What these people failed to realize, though, was that business owners weren’t everyday consumers looking for the next shiny, colorful fad. People found the nanochef to be supremely usable and efficient, despite its boring looks and lack of bells and whistles. An aspect of its design not immediately apparent to reviewers was that the Nanochef devices were almost insanely durable. One owner claimed that when his restaurant burned down, literally everything was destroyed except the cement tables, the fireproof cash box, and the nanochef. Although the glass covering the screen cracked in the heat, it worked as soon as the power cord was replaced.

So despite little advertising in the early days, THESIS enjoyed a slow but steady sales growth. Their practical, austere machines grew in popularity among business owners so much that they began to seem commonplace in their hometown of Vermilion. And because they rarely needed to be replaced, they became more and more common even without any kind of huge sales growth.
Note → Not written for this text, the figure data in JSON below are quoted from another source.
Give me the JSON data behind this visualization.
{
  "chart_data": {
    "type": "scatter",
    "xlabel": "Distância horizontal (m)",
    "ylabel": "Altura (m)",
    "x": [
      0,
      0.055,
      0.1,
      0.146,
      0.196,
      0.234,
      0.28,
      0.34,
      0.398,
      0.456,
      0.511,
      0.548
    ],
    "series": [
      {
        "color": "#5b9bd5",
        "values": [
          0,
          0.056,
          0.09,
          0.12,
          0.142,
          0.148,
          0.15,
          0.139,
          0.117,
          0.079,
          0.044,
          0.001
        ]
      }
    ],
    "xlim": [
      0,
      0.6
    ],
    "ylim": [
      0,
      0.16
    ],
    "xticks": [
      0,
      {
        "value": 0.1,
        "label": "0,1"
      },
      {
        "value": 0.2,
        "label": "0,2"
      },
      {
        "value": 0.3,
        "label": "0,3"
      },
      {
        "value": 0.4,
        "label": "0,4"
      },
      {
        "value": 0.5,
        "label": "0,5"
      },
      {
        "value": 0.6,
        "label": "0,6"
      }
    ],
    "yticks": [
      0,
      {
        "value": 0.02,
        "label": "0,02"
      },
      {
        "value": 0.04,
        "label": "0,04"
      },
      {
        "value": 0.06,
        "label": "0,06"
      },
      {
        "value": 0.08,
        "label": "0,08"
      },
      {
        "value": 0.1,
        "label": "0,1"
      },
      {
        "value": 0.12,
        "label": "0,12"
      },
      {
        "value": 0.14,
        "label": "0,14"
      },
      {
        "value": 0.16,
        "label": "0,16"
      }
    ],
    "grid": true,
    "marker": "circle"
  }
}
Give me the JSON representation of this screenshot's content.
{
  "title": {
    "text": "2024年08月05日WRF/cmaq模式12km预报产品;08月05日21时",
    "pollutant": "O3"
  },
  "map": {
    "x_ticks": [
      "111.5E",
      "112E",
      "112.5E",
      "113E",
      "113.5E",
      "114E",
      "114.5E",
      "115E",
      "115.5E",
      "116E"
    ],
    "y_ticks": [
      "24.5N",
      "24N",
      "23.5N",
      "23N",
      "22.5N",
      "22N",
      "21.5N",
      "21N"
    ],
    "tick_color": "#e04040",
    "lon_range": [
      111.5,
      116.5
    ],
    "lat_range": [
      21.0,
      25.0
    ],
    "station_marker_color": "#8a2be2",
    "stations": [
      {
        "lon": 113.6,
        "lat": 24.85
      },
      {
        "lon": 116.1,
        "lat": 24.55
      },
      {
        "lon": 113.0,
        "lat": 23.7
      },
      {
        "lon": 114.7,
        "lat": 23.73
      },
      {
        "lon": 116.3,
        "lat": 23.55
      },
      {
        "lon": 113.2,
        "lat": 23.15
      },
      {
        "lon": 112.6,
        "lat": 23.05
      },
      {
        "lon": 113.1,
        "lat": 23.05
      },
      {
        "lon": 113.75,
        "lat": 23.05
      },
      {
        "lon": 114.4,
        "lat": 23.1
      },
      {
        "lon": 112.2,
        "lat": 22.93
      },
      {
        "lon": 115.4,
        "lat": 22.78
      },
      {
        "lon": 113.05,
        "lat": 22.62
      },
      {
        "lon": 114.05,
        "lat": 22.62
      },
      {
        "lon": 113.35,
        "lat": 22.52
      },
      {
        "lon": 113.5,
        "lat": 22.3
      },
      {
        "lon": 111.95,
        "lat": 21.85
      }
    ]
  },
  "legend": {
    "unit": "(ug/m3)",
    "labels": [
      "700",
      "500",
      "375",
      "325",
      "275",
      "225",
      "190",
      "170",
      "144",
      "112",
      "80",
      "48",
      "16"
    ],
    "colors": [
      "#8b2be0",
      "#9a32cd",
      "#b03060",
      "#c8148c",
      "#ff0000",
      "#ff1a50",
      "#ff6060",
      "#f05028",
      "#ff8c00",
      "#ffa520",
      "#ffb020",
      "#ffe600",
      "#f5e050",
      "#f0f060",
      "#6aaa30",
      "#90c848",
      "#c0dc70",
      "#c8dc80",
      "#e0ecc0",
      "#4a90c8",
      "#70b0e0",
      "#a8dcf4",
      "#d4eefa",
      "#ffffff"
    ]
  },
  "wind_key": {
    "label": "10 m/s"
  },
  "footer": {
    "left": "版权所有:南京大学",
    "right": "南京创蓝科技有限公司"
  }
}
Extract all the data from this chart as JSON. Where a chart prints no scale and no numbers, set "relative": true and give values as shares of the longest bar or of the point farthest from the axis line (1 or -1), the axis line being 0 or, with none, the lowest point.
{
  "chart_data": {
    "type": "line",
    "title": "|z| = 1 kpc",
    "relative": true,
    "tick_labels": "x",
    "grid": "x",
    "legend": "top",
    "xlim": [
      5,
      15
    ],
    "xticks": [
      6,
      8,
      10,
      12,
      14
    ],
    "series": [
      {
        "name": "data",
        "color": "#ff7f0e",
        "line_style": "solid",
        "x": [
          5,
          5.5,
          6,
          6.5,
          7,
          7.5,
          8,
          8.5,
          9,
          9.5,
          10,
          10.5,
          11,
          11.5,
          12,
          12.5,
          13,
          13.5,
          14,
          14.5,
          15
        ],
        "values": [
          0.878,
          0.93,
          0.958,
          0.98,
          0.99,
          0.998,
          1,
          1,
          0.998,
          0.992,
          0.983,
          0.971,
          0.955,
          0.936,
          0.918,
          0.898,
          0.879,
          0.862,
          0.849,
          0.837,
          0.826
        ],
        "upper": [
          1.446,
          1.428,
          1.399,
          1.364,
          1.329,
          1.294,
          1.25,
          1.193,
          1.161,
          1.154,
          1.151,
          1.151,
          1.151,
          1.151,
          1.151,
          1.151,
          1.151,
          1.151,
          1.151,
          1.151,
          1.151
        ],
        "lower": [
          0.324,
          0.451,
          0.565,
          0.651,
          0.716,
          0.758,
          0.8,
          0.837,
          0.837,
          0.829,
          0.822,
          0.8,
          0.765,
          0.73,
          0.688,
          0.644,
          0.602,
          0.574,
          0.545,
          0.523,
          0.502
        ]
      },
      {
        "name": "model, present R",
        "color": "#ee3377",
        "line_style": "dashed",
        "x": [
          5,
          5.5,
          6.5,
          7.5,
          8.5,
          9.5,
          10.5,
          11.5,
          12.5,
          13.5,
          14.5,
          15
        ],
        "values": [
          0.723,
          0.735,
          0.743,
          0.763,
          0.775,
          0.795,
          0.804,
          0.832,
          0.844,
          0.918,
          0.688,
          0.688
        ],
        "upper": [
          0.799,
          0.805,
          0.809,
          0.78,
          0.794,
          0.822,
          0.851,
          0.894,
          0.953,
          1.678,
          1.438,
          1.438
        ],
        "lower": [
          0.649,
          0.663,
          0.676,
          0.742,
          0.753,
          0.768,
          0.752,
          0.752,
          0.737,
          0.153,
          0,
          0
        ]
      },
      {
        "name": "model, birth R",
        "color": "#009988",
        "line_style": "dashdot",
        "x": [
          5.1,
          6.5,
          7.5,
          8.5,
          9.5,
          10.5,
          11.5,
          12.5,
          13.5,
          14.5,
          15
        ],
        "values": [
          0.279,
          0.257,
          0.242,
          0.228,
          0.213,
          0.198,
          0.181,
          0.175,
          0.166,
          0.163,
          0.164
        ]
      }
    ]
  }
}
THESIS is thought of as being responsible for a shift in the public’s aesthetic taste. Although this was regional. People in New Alexandria began to move away from the ultra-sleek, supposedly “futuristic” design paradigm that had been dominant since the rise of Apple, and toward a boxier, overtly physical design sensibility. People no longer wanted seamless razor-thin tablets or shiny watches with holographic displays.

In some ways, it was a return to earlier design styles: some of the ornate flourishes of the victorian era, as well as some of the dignified, utilitarian boxiness reminiscent of Sapper, who created the classic Tizio lamp and the original Thinkpad.